Next-Generation Startup Modelling (1)

Although dealing with uncertainty is at the heart of the entrepreneurial method, “Risk Management” is not a popular term in early-stage startup circles. It may be that the term sounds too old-school.

This is not to say that entrepreneurs are ignorant about risk. In fact methodologies like Agile and the Lean Startup can be viewed as risk-based growth frameworks.

As described briefly later in this article, applying risk management concepts revolutionised the world of finance. The Lean Startup movement is basically revolutionising the startup world using risk-sensitive techniques, and I believe there are is still plenty of scope for risk management to improve the startup method.

Professional risk managers distinguish between four risk management techniques, collectively referred to as the “4 T’s”: Take (or Tolerate), Treat, Transfer, and Terminate.

· Take: Intentionally pursue the course of action and fully accept the risks;

· Treat: Carry out actions designed to modify the reality and reduce the risk. Actions may be focused on organisational, human, policy, operational, or supervisory factors.

· Transfer: Pass the risk to another party. Examples include insurance and outsourcing.

· Terminate: Don’t do it.

Glyn Holton argues eloquently for the inclusion of a fifth technique that he refers to as “Investigate”, but in one’s view investigation is something that should be done as part of “Treat”, and in one’s experience many organisations handle investigation as part of “Take”. And “4T + I” doesn’t sound neat.

Financial markets, starting in the early 70’s with the popularisation of the Capital Asset Pricing Model and the emergence of the Black-Scholes option pricing model have developed sophisticated vehicles for Treat-ing and Transfer-ing risk.

Many of these are financial derivatives, the most common being futures, forwards, options, and swaps.

So much for financial risk. Most “cash-light” startup entrepreneurs are not yet at the point where capital allocation is their most pressing headache. The more fundamental question is how to minimise the risk of wasting time and energy.Life is too short to build something nobody wants”, as Ash Maurya says.

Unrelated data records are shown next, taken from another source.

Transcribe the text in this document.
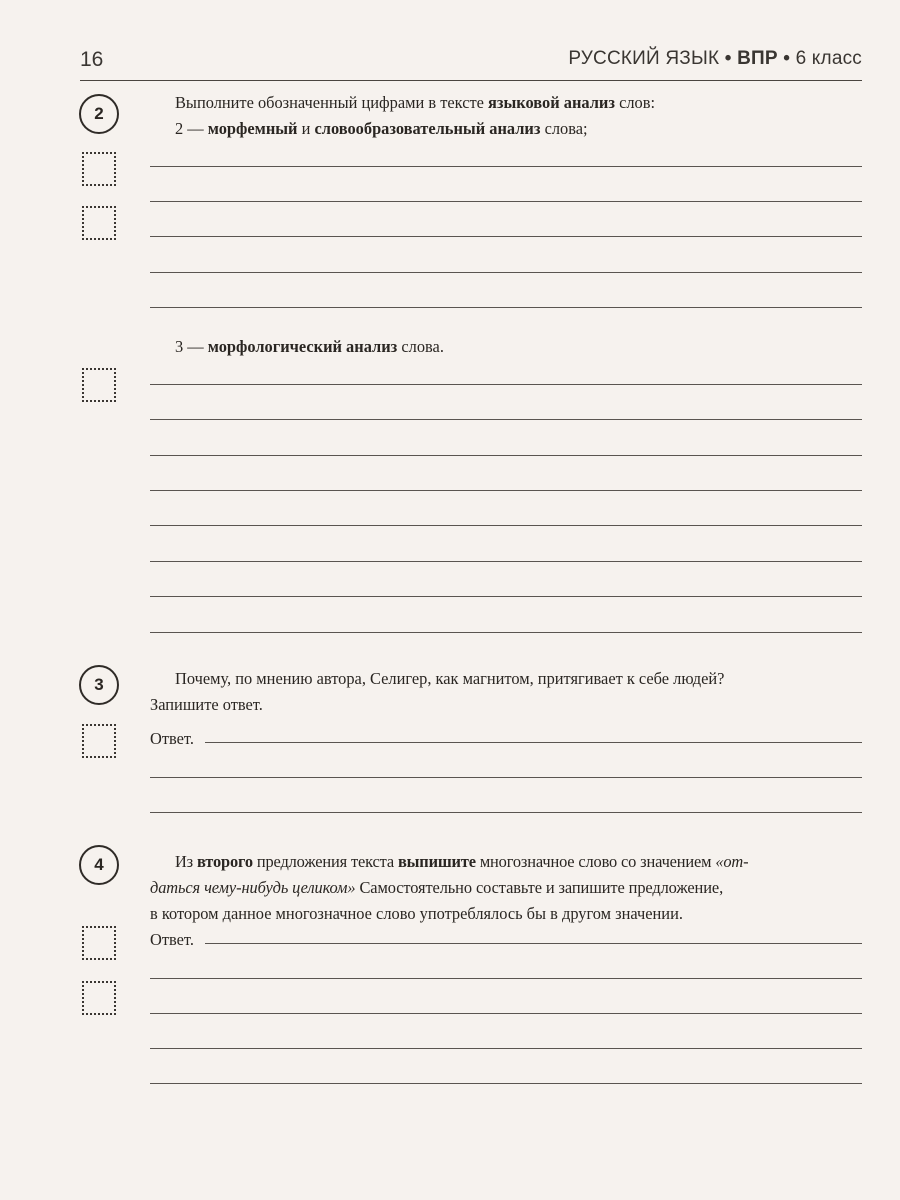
16	РУССКИЙ ЯЗЫК • ВПР • 6 класс
2
Выполните обозначенный цифрами в тексте языковой анализ слов:
2 — морфемный и словообразовательный анализ слова;
3 — морфологический анализ слова.
3	Почему, по мнению автора, Селигер, как магнитом, притягивает к себе людей?
Запишите ответ.
Ответ.
4	Из второго предложения текста выпишите многозначное слово со значением «от-
даться чему-нибудь целиком» Самостоятельно составьте и запишите предложение,
в котором данное многозначное слово употреблялось бы в другом значении.
Ответ.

For the purposes of this article we shall refer to time/energy wastage as “friction”. Three questions are being explored:

· What can startup entrepreneurs learn from risk managers about minimising frictional losses generally?

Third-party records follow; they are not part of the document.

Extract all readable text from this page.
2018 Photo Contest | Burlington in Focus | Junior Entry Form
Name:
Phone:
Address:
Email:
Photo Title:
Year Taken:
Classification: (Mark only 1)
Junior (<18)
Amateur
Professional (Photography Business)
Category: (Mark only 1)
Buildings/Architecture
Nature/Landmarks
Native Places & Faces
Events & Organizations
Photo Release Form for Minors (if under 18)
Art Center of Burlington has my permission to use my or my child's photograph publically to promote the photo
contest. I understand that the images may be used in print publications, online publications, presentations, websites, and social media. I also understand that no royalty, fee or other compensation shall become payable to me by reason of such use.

· What can entrepreneurs learn from the financial markets about minimising friction specifically through Treatment or Transfer?

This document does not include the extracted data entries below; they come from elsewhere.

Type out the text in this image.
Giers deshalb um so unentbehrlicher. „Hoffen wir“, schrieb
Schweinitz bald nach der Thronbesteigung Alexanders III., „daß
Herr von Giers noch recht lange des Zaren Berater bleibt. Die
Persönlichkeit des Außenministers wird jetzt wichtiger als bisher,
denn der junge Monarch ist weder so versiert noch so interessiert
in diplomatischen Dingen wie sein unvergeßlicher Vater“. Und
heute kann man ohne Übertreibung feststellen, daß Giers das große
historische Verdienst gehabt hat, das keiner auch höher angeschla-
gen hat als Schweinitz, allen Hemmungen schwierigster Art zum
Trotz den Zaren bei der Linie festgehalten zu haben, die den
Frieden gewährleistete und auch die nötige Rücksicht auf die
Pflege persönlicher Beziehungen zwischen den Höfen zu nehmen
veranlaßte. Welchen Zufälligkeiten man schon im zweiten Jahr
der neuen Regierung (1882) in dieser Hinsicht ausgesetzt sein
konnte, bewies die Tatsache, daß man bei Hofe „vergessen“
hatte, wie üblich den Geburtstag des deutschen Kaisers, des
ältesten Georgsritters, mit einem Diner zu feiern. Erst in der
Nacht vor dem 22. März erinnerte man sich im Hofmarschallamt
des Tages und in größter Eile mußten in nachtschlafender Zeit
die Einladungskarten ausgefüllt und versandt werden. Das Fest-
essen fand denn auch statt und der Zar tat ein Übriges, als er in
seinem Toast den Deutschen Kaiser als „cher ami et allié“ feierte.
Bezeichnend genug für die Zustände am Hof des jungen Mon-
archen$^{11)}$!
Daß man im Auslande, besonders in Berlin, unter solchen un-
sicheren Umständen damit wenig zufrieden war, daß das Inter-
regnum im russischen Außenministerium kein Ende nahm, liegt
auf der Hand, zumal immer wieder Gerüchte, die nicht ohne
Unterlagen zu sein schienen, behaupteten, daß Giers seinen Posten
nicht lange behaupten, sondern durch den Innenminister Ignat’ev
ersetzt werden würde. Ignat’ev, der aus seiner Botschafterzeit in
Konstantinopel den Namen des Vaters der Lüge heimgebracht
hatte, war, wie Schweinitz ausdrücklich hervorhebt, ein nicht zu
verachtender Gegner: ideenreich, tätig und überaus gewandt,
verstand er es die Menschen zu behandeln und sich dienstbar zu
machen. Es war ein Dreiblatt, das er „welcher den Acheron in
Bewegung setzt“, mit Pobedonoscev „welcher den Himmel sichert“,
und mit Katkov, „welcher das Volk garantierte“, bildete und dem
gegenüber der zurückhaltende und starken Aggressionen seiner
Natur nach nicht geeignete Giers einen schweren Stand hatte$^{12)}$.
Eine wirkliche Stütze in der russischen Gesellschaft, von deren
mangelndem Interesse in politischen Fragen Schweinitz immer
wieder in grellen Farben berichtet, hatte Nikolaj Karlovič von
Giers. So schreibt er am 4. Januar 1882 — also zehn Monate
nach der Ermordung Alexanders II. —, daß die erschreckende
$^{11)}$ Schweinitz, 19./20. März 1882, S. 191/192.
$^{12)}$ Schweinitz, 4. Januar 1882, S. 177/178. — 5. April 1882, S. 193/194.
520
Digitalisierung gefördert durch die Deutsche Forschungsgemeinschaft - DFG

· What new products and services could result from applying this knowledge?

The emerging lexicon on the startup method (heavily influenced by the contributions of Frank Robinson, steve blank , Eric Ries, Ash Maurya, Marc Andreessen et al) identifies the first two key phases/challenges of building a successful startup as: achieving Problem-Solution Fit (“PS Fit”) and then achieving Product-Market Fit (“PM Fit”).

In these early stages, minimising the frictional component inherent in learning from potential customers while fine-tuning the product tends to be the big challenge.

According to Eric Ries: “Startups that succeed are those that manage to iterate enough times before running out of resources”. The goal is to iterate to PM Fit.

The major frictional components that will be encountered in the journey from Idea to PM Fit can be summarised thus:

PS Fit

1. Defining a low-risk way to prove the idea will work before committing fully.

2. Finding early adopters.

3. Using feedback from early adopters to get to the first useful version of the product;

PM Fit

4. Establish processes to support continuous refinement towards PM Fit ;

5. Figuring out the appropriate sales model.